Every application we address seems to have its own peculiarities. So, this section is basic in concept. If we consider ozone as a form of combustion, the concept is better understood. Ozone does not eliminate the VOC threat. It modifies that gas to what we expect to be a less volatile or harmful form. Because of the reactive nature of ozone, we do not want to inject ozone into the workplace. It is best applied in the exhaust air system allowing the opportunity for ozone to mix with the gases prior to exhaust into the outside air.
Treating gases with VOCs does not preclude the need to filter particulates as part of the pre-treatment by ozone. In fact, ozone is likely most effective in the last stage of exhaust air treatment. Ozone is a rapid paced application that quickly reacts with the air exhausts.
Ozone should not be part of the exhaust process in a direct line application. It should be an injection process with a fan-driven fitting that flows into the exhaust air.
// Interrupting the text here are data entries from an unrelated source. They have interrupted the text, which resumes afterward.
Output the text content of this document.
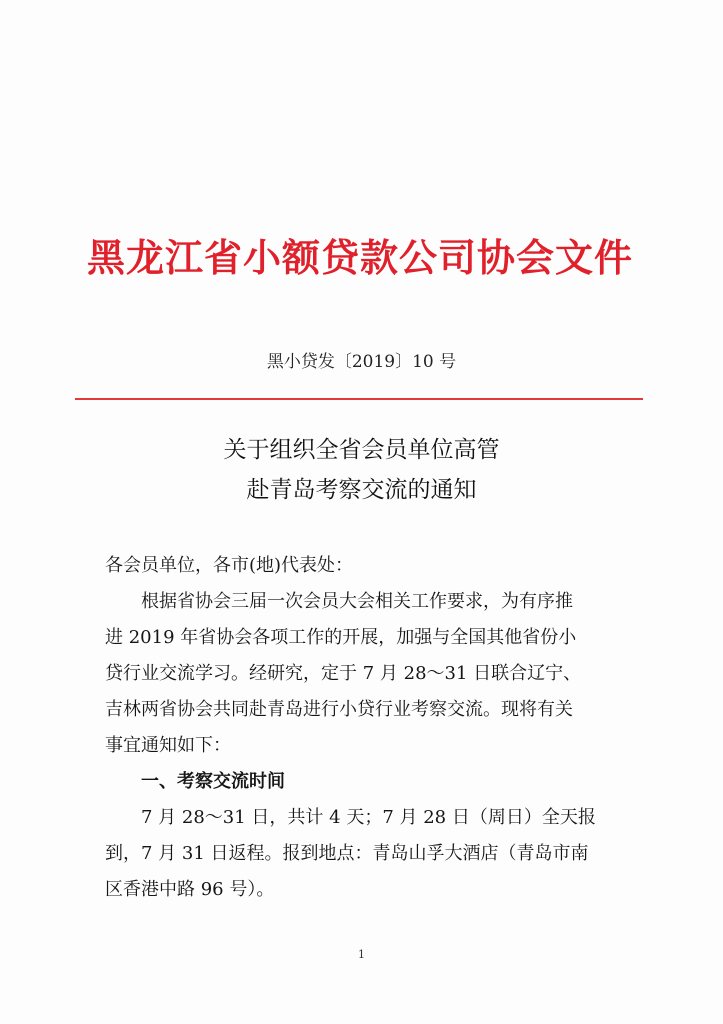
黑龙江省小额贷款公司协会文件
黑小贷发〔2019〕10 号
关于组织全省会员单位高管
赴青岛考察交流的通知
各会员单位，各市(地)代表处：
根据省协会三届一次会员大会相关工作要求，为有序推
进 2019 年省协会各项工作的开展，加强与全国其他省份小
贷行业交流学习。经研究，定于 7 月 28～31 日联合辽宁、
吉林两省协会共同赴青岛进行小贷行业考察交流。现将有关
事宜通知如下：
一、考察交流时间
7 月 28～31 日，共计 4 天；7 月 28 日（周日）全天报
到，7 月 31 日返程。报到地点：青岛山孚大酒店（青岛市南
区香港中路 96 号）。
1
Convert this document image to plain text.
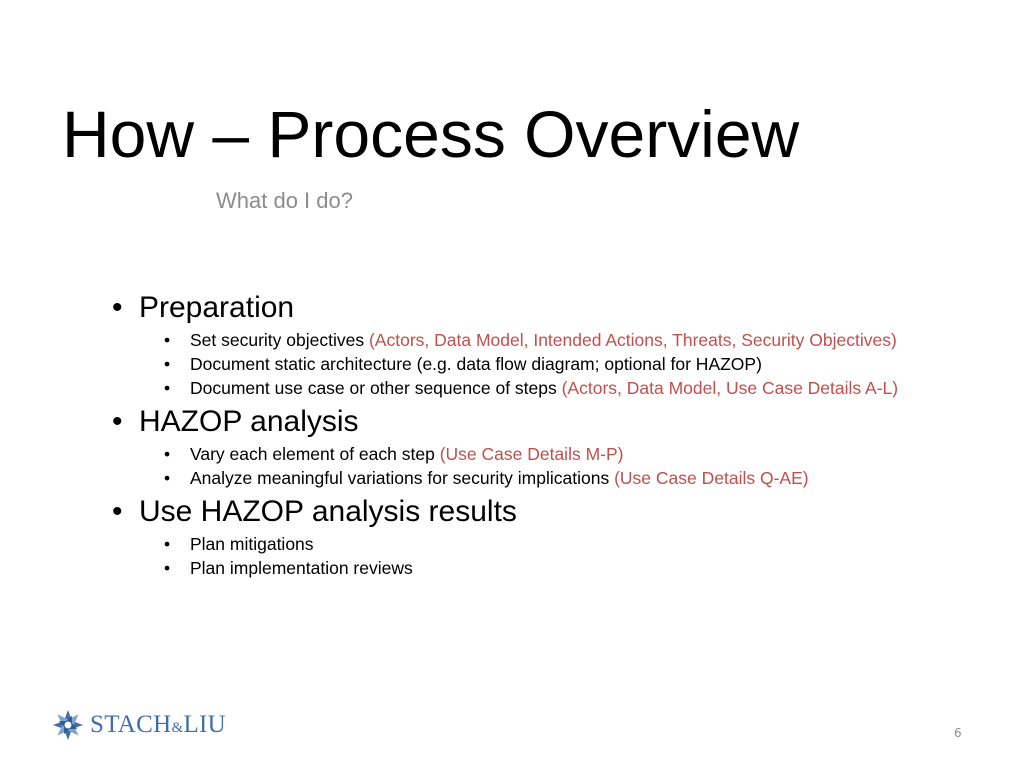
How – Process Overview
What do I do?
• Preparation
•	Set security objectives (Actors, Data Model, Intended Actions, Threats, Security Objectives)
•	Document static architecture (e.g. data flow diagram; optional for HAZOP)
•	Document use case or other sequence of steps (Actors, Data Model, Use Case Details A-L)
• HAZOP analysis
•	Vary each element of each step (Use Case Details M-P)
•	Analyze meaningful variations for security implications (Use Case Details Q-AE)
• Use HAZOP analysis results
•	Plan mitigations
•	Plan implementation reviews
STACH&LIU	6
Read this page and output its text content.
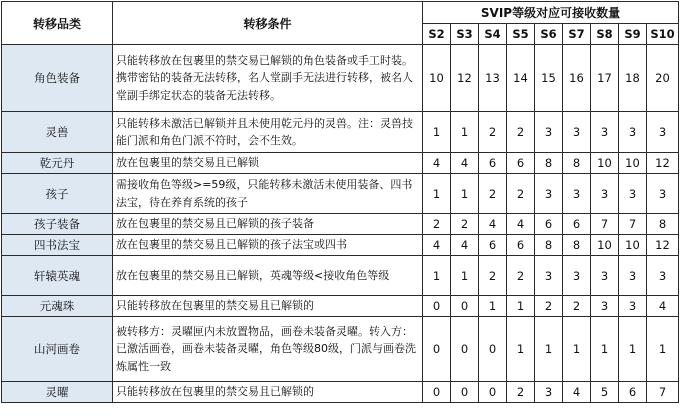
转移品类	转移条件	SVIP等级对应可接收数量								
		S2	S3	S4	S5	S6	S7	S8	S9	S10
角色装备	只能转移放在包裹里的禁交易已解锁的角色装备或手工时装。携带密钻的装备无法转移，名人堂副手无法进行转移，被名人堂副手绑定状态的装备无法转移。	10	12	13	14	15	16	17	18	20
灵兽	只能转移未激活已解锁并且未使用乾元丹的灵兽。注：灵兽技能门派和角色门派不符时，会不生效。	1	1	2	2	3	3	3	3	3
乾元丹	放在包裹里的禁交易且已解锁	4	4	6	6	8	8	10	10	12
孩子	需接收角色等级>=59级，只能转移未激活未使用装备、四书法宝，待在养育系统的孩子	1	1	2	2	3	3	3	3	3
孩子装备	放在包裹里的禁交易且已解锁的孩子装备	2	2	4	4	6	6	7	7	8
四书法宝	放在包裹里的禁交易且已解锁的孩子法宝或四书	4	4	6	6	8	8	10	10	12
轩辕英魂	放在包裹里的禁交易且已解锁，英魂等级<接收角色等级	1	1	2	2	3	3	3	3	3
元魂珠	只能转移放在包裹里的禁交易且已解锁的	0	0	1	1	2	2	3	3	4
山河画卷	被转移方：灵曜匣内未放置物品，画卷未装备灵曜。转入方：已激活画卷，画卷未装备灵曜，角色等级80级，门派与画卷洗炼属性一致	0	0	0	1	1	1	1	1	1
灵曜	只能转移放在包裹里的禁交易且已解锁的	0	0	0	2	3	4	5	6	7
Protect the ozone production equipment from dirty air, high humidity, and provide an area for routine maintenance. To prevent backup of the ozone gas, the system should use a forced air process with a fan to push ozonated air into the exhaust connection. The connection should be engineered so that exhaust air does not back up into the work areas if the ozone fan system is not engaged.
We find that it is difficult to be precise in estimating the amount of ozone injected into the exhaust. Fortunately, excess ozone from the exhaust is not a concern since it quickly reverts to normal O2. But, if using a basic CFM (cubic feet per minute) of air flow, start with 500 mg/hr of ozone for each 1000 CFM. This is by no means an scientific measure, but rather a starting point. The test of effectiveness is the measurement of the VOC levels in the final exhaust. Tune the system by an effectiveness measurement by adding or reducing ozone to achieve the desired VOC levels.